Auch das Verbot der Ausnutzung einer marktbeherrschenden Stellung im Vertrieb ist nicht ausreichend. Es ist erforderlich, eine unabhängige Vertriebsorganisation zu etablieren, die den Vertrieb neutral organisiert. Im Internetvertrieb auf der Homepage der Deutschen Bahn finden sich immer noch Strecken, die dort nicht buchbar sind, weil sich die betreffenden privaten Eisenbahnunternehmen nicht mit der Deutschen Bahn über den Vertrieb einigen können. Die Deutsche Bahn wendet unterschiedliche Vergütungen an. Private Eisenbahnunternehmen müssen für den Vertrieb durch die Deutsche Bahn höhere Preise zahlen als umgekehrt. Außerdem ist den privaten der Vertrieb von Tickets der Deutschen Bahn in weiten Teilen untersagt.
Nicht zuletzt wird die europarechtlich geforderte Unabhängigkeit der Infrastruktur von der DB-Holding und ihren Transportgesellschaften nicht sichergestellt. Es bleibt bei den geltenden Regelungen, die den Wettbewerb behindern. Die Gewinnabführung von DB Netz in die DB-Holding wird nicht unterbunden, obwohl auf diese Weise erhebliche Steuermitteln in den Konzern geleitet werden und dem Management zur Ausweitung seiner Eisenbahntransportaktivitäten zur Verfügung stehen. Mit dem Kauf von Wettbewerbern verringert die Deutsche Bahn zudem aktiv den Wettbewerb.
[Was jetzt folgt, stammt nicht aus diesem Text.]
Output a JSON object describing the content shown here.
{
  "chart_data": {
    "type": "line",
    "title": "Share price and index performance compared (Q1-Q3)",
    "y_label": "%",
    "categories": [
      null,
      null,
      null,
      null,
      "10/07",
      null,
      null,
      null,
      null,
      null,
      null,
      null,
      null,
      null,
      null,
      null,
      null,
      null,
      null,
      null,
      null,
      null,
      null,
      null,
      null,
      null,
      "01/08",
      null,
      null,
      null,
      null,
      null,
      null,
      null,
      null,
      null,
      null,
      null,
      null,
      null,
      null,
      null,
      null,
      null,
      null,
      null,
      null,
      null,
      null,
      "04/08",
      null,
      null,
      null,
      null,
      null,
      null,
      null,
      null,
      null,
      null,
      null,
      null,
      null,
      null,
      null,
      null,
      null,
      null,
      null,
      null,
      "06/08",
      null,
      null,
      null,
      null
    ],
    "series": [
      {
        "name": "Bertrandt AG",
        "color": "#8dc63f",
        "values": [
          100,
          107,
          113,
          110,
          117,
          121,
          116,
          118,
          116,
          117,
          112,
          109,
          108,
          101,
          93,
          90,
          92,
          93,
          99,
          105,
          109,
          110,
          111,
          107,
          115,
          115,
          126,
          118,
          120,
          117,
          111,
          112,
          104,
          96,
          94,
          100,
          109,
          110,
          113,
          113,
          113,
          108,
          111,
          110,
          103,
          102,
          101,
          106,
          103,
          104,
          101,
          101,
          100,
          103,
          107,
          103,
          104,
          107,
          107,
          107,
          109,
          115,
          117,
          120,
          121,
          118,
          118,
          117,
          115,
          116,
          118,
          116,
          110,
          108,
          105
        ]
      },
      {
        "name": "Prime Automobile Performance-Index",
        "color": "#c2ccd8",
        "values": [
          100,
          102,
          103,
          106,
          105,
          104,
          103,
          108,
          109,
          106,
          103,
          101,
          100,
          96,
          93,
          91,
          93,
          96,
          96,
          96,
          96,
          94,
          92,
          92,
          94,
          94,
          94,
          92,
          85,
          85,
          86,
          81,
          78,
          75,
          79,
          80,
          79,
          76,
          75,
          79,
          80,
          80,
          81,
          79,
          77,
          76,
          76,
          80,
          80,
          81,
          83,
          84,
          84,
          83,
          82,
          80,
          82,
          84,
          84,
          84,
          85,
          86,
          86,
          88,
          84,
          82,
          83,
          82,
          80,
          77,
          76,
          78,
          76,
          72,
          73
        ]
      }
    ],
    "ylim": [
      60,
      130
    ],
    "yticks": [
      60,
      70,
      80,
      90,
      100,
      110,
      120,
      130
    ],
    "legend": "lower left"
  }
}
Die Behauptung der Deutschen Bahn, sie habe in großem Umfang die Infrastruktur finanziert und habe deswegen Anspruch auf die Gewinne der Infrastruktur, ist nicht nachvollziehbar. DB-Holding will nach eigenen Angaben jährlich rd. 1,7 Mrd. € dem Netz für Investitionen gezahlt haben. Aber die Gewinne aus anderen Konzernbereichen betrugen laut Geschäftsberichten seit 2005 im Durchschnitt nur 1,47 Mrd. € jährlich. Die DB will also mehr in das Netz gepumpt haben, als sie selbst an Gewinnen aus Transportaktivitäten eingenommen hat.
Im Widerspruch dazu steht auch die Behauptung von DB Netz, es habe seinen Investitionsanteil aus dem Cashflow von jährlich rd. 1,15 Mrd. € selbst finanziert. Das war auch problemlos möglich, denn die Nettoinvestitionen betrugen in dem genannten Zeitraum im Schnitt rd. 0,7 Mrd. € pro Jahr.
Eine Trennung scheitert auch nicht an den Schulden, die dem Netz derzeit seitens der Deutschen Bahn zugewiesen werden, da es diese schon heute in vollem Umfang selbst bedient. Die Schulden des Netzes werden nicht von der Holding oder den Transportgesellschaften bedient, wie sich aus den Geschäftsberichten von DB Netz problemlos entnehmen lässt.